La sortie de l'ouvrage de Thomas Piketty est contemporaine de la sortie de l'ouvrage d'Emmanuel Saez et Gabriel Zucman, Le Triomphe de l'injustice[3].
Thomas Piketty est un économiste français, réputé pour ses travaux sur les inégalités économiques dans le monde. Il publie un essai en 2012, Le Capital au XXIe siècle, qui sera vendu à plusieurs millions d'exemplaires dans le monde[4].
Capital et Idéologie est une suite indépendante, pensée pour combler des lacunes de ce premier ouvrage. D'après Piketty, Le Capital au XXIe siècle est « trop occidentalo-centré » et ne se base pas assez sur l'histoire pour analyser l'évolution des idéologies inégalitaires[5].
Thomas Piketty défend une "société juste" qui permette à l'ensemble de ses membres d'accéder aux biens fondamentaux (éducation, santé, participation aux différentes formes de vie sociale, culturelle, politique, civique et économique) les plus étendus possibles. L'inégalité de revenus ou de patrimoine est légitime "dans la mesure où elle résulte d'aspirations différentes et de choix de vie distincts, et où elle permet d'améliorer les conditions de vie et d'accroître l'étendue des opportunités ouvertes aux plus défavorisés", mais "ceci doit être démontré et non supposé" (p. 1476)[6]. Cette vision est assez similaire à celle de John Rawls.
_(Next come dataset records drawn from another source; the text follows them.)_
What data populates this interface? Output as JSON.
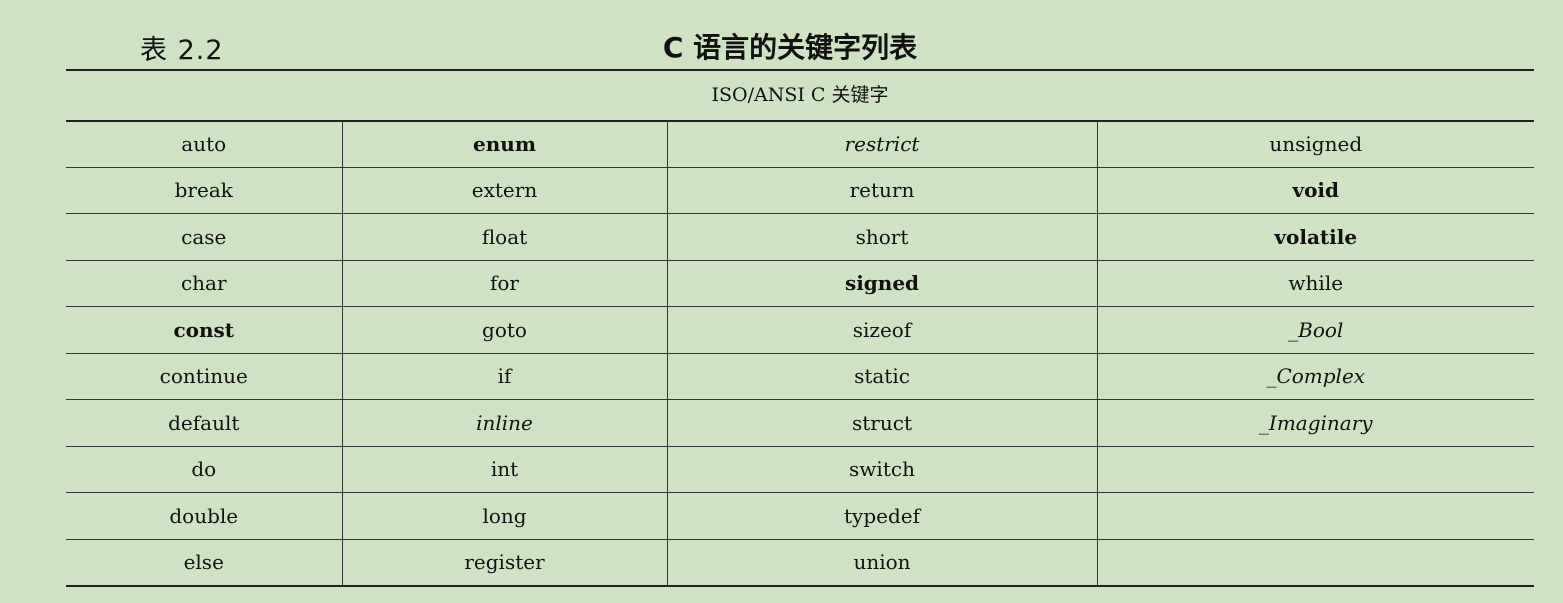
{
  "header": {
    "table_label": "表 2.2",
    "table_title": "C 语言的关键字列表"
  },
  "caption": "ISO/ANSI C 关键字",
  "rows": [
    [
      {
        "text": "auto",
        "style": ""
      },
      {
        "text": "enum",
        "style": "b"
      },
      {
        "text": "restrict",
        "style": "i"
      },
      {
        "text": "unsigned",
        "style": ""
      }
    ],
    [
      {
        "text": "break",
        "style": ""
      },
      {
        "text": "extern",
        "style": ""
      },
      {
        "text": "return",
        "style": ""
      },
      {
        "text": "void",
        "style": "b"
      }
    ],
    [
      {
        "text": "case",
        "style": ""
      },
      {
        "text": "float",
        "style": ""
      },
      {
        "text": "short",
        "style": ""
      },
      {
        "text": "volatile",
        "style": "b"
      }
    ],
    [
      {
        "text": "char",
        "style": ""
      },
      {
        "text": "for",
        "style": ""
      },
      {
        "text": "signed",
        "style": "b"
      },
      {
        "text": "while",
        "style": ""
      }
    ],
    [
      {
        "text": "const",
        "style": "b"
      },
      {
        "text": "goto",
        "style": ""
      },
      {
        "text": "sizeof",
        "style": ""
      },
      {
        "text": "_Bool",
        "style": "i"
      }
    ],
    [
      {
        "text": "continue",
        "style": ""
      },
      {
        "text": "if",
        "style": ""
      },
      {
        "text": "static",
        "style": ""
      },
      {
        "text": "_Complex",
        "style": "i"
      }
    ],
    [
      {
        "text": "default",
        "style": ""
      },
      {
        "text": "inline",
        "style": "i"
      },
      {
        "text": "struct",
        "style": ""
      },
      {
        "text": "_Imaginary",
        "style": "i"
      }
    ],
    [
      {
        "text": "do",
        "style": ""
      },
      {
        "text": "int",
        "style": ""
      },
      {
        "text": "switch",
        "style": ""
      },
      {
        "text": "",
        "style": ""
      }
    ],
    [
      {
        "text": "double",
        "style": ""
      },
      {
        "text": "long",
        "style": ""
      },
      {
        "text": "typedef",
        "style": ""
      },
      {
        "text": "",
        "style": ""
      }
    ],
    [
      {
        "text": "else",
        "style": ""
      },
      {
        "text": "register",
        "style": ""
      },
      {
        "text": "union",
        "style": ""
      },
      {
        "text": "",
        "style": ""
      }
    ]
  ]
}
Il considère que les idéologies jouent un rôle important dans l'histoire. A chaque moment clé de l'histoire, plusieurs trajectoires sont possibles, et les idéologies développées au cours des décennies précédentes influencent les choix qui seront faits. Il définit une idéologie comme "une tentative plus ou moins cohérente d'apporter des réponses à un ensemble de questions extrêmement vastes portant sur l'organisation souhaitable ou idéale de la société" (p. 19)[6].
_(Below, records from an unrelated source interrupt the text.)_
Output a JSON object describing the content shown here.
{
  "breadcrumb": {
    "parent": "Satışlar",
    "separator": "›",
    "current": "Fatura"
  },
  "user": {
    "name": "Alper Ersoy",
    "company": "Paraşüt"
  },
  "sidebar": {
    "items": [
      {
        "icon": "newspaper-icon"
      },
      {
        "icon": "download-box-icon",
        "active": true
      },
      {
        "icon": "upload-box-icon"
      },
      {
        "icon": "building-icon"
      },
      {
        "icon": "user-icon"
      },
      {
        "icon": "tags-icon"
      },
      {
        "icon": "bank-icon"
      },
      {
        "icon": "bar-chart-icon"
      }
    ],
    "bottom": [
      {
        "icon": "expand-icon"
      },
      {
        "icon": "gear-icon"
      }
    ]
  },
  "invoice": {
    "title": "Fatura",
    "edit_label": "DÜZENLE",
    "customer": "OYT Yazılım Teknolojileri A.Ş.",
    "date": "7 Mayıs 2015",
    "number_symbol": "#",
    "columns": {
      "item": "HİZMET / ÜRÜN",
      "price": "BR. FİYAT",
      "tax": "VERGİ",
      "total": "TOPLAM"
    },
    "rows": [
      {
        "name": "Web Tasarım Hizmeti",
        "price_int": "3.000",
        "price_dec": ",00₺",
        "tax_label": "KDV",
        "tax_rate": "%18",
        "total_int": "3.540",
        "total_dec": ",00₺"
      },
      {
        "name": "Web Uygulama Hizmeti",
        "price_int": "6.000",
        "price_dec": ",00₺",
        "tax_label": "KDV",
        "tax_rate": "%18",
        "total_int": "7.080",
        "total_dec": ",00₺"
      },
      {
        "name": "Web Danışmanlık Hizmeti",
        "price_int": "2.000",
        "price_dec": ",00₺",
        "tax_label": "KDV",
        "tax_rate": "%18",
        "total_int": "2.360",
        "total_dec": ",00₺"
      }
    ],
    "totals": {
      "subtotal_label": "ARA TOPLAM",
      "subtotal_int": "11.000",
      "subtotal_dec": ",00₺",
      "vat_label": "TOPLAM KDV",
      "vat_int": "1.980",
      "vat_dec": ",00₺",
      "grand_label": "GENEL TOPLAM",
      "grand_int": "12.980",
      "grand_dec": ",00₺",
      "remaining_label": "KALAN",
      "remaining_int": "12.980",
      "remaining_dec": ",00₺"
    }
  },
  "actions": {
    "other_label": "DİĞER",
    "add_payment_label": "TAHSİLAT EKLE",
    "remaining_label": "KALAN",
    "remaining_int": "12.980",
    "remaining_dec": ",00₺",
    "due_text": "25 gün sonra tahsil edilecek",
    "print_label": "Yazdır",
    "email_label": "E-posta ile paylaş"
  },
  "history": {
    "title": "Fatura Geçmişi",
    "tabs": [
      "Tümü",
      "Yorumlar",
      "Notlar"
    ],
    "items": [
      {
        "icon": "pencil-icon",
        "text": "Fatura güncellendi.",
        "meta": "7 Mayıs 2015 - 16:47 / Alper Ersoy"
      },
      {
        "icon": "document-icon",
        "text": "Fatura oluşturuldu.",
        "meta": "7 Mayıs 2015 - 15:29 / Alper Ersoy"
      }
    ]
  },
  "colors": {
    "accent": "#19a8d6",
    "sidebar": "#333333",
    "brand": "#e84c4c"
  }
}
Le livre se compose de quatre grandes parties. Dans la première partie, l'auteur fait un panorama des régimes inégalitaires principalement en Europe : sociétés d'ordres, avec une population répartie entre noblesse, clergé et tiers état; puis, après la révolution française, l'émergence de "sociétés de propriétaires". La deuxième partie présente les sociétés esclavagistes et coloniales, et également le système de castes en Inde. Pour chacun de ce type de société, Thomas Piketty présente également les idéologies permettant de légitimer ces inégalités.
La troisième partie est consacrée aux évolutions pendant le XXe siècle. A partir de 1914, les sociétés de propriétaires ont connu une crise profonde, avec un effondrement des inégalités entre 1914 et 1945 et le développement en Europe occidentale de sociétés sociales-démocrates. Parallèlement, la Russie, puis la Chine et l'Europe de l'Est, connaissaient des régimes communistes. Les années 1980 et suivantes voient un nouveau modèle s'imposer, baptisé hypercapitalisme ou néopropriétarisme par l'auteur.
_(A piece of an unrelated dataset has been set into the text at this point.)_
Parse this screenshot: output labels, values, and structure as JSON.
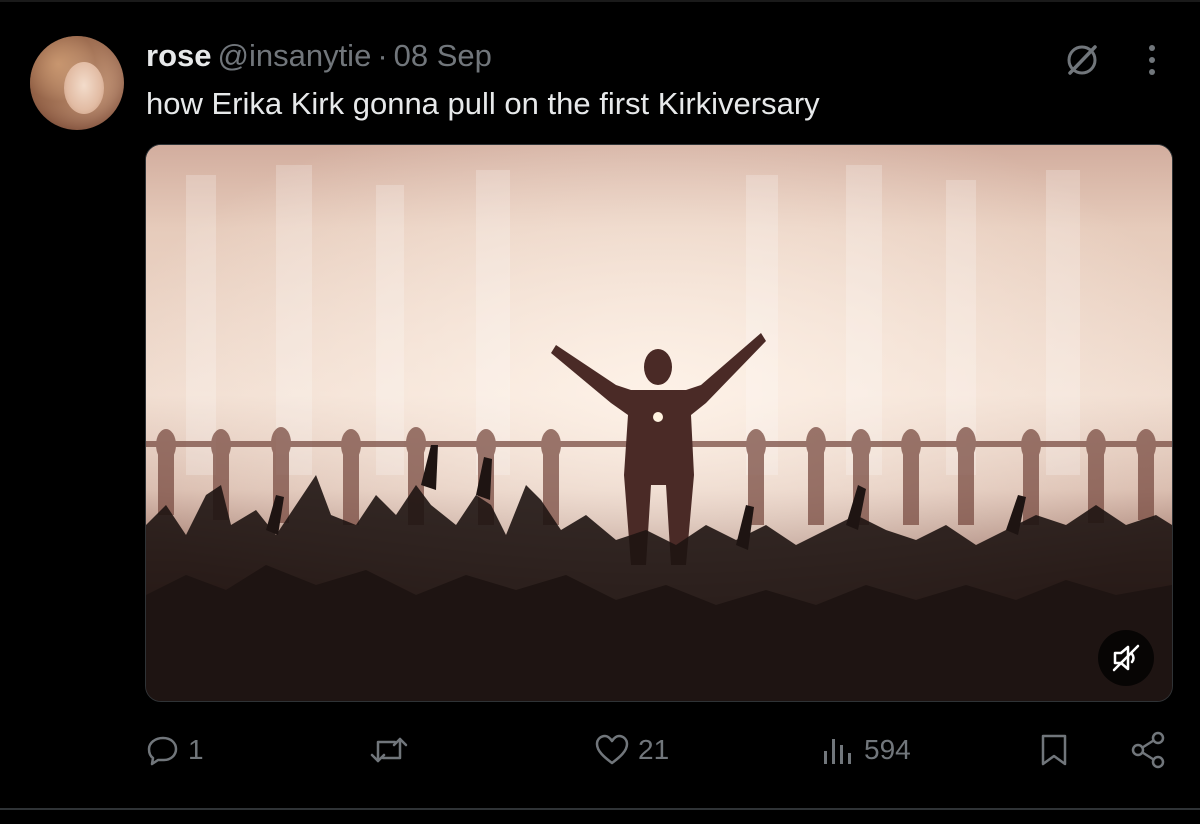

Dans la quatrième partie, Thomas Piketty examine les dimensions du conflit politique actuel et entend proposer une alternative à l'hypercapitalisme, sous la forme d'un "socialisme participatif". En Europe et aux États-Unis, le conflit politique s'est profondément modifié au cours des dernières décennies, avec un clivage classiste autour des questions liées à la propriété et aux inégalités sociales qui s'est affaibli, et un clivage identitaire autour de la frontière (quelles sont les limites, notamment ethno-religieuses, de la communauté politique?) qui est devenu dominant, permettant à des partis politiques nativistes (rejetant les populations issues de l'immigration) de s'imposer sur la scène politique.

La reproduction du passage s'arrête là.